Lesson 1

In the previous unit, students studied similar triangles and used the properties of rigid transformations and dilations to establish that in similar triangles:

• All pairs of corresponding angles are congruent.
• Lengths of all pairs of corresponding sides are proportional.

This warm-up helps students to recall that prior learning and to practice expressing ratios of side lengths in similar triangles and noticing they are equal. Monitor for students who use ratios comparing lengths within each triangle (\(\frac{AB}{AC} = \frac{DE}{DF}\)) and students who use ratios comparing lengths of corresponding sides (\(\frac{AB}{DE} = \frac{AC}{DF}\)).

Invite students to share their equations using angles. Then invite students to share their equations using side lengths. Continue collecting examples until there are some ratios comparing lengths within each triangle and some ratios comparing lengths of corresponding sides.

As students complete this activity, they ask themselves whether they have enough information to find unknown side lengths in right triangles, and if not, what information they might need. Students may notice that without two side lengths given, they can’t use the Pythagorean Theorem to find the length of the third side. In the synthesis, there is an opportunity to connect back to what students know about triangle similarity and congruence, and to preview the fact that while we don’t yet have enough information to find the length \(z\), the length \(z\) is fixed once we know the measures of angles \(G\) and \(H\) and the length of \(GH\).

Monitor for students who:

• attempt to measure or estimate the length of \(z\)
• assume that angles \(H\) and \(E\) are congruent and use similarity to find the length of \(z\) (the angles are not congruent, angle \(E\) actually measures \(48^{\circ}\))

If students are struggling to find \(x\) or \(y\) ask them what they notice about the triangles. (They are all right triangles.) If necessary, prompt them to check their reference chart for information about right triangles. (The Pythagorean Theorem applies.) 

The purpose of this synthesis is to discuss whether it is possible to calculate \(z\). Invite the previously selected students to share their attempts to calculate \(z\).

Ask, “If we don’t have enough information to find the exact length of \(z\), does that mean that \(z\) could be any length?” (No, by the Angle-Side-Angle Triangle Congruence Theorem, any right triangle with a 50 degree angle and a side with length 3 between the known angles has to be congruent to this one. You can’t draw any other triangle with those measurements.)

If similarity is not mentioned by students, ask, “If we had a triangle with the same angles as triangle \(GHJ\) but different side lengths, would that be helpful for finding \(z\)?” (Yes, then we could use the scale factor to find \(z\).)

In this activity, students are building skills that will help them in mathematical modeling (MP4). Students formulate a model by designing a ramp that they think will be accessible. Then they validate their results by comparing them to the Americans with Disabilities Act (ADA) guidelines. Students then use measurement and computation to determine if their ramp is acceptable and redesign it if necessary.

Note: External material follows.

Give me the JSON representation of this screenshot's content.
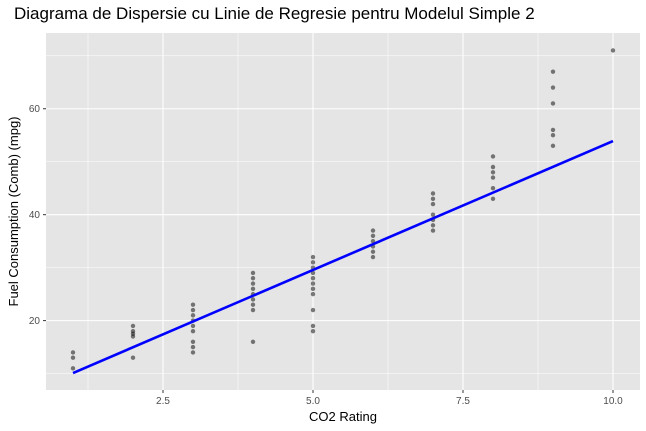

Monitor for the methods students choose to validate their design:

• Use the angle to check their ramps by measuring the angle with a protractor.
• Use the slope information by measuring to make sure that for every inch of vertical length, there are 12 inches of horizontal length.
• Construct one or more slope triangles along their ramp to demonstrate that it meets the guidelines.

Making dynamic geometry software available gives students an opportunity to choose appropriate tools strategically (MP5).

You may want to do an image search for “bad wheelchair ramp” to show some examples that are not safe to help students come up with good characteristics.

Arrange students in groups. After students make their design, distribute one copy of the ADA guidelines, cut from the blackline master, per group.

Some students may be struggling to design a ramp. Ask them what shape is a good model for the side view of a ramp. (A right triangle.) 

The goal of this discussion is to see that having a 4.8 degree angle and a ratio of vertical to horizontal length of \(1:12\) are equivalent.

Display previously selected drawings of student ramp designs. Tell students, “Simplified diagrams of right triangles are a mathematical model of the cross section of a ramp.” This previews the work with cross sections that students will do in a subsequent unit but there’s no need to define cross section now.

Invite students who used the ratio of \(1:12\) to check their ramps to share their process. Make sure that all students understand how to use the ratio to generate the horizontal length of the ramp given the vertical length, as students will need to do this in the cool-down.

Next, invite students who used the angle of 4.8 degrees to share.

Ask students to confirm that ramps in which students checked for a ratio of \(1:12\) also have an angle of 4.8, and vice versa. Students should end convinced that having a 4.8 degree angle and a ratio of vertical to horizontal length of \(1:12\) are equivalent. In the lesson synthesis, they will connect this concept to triangle similarity.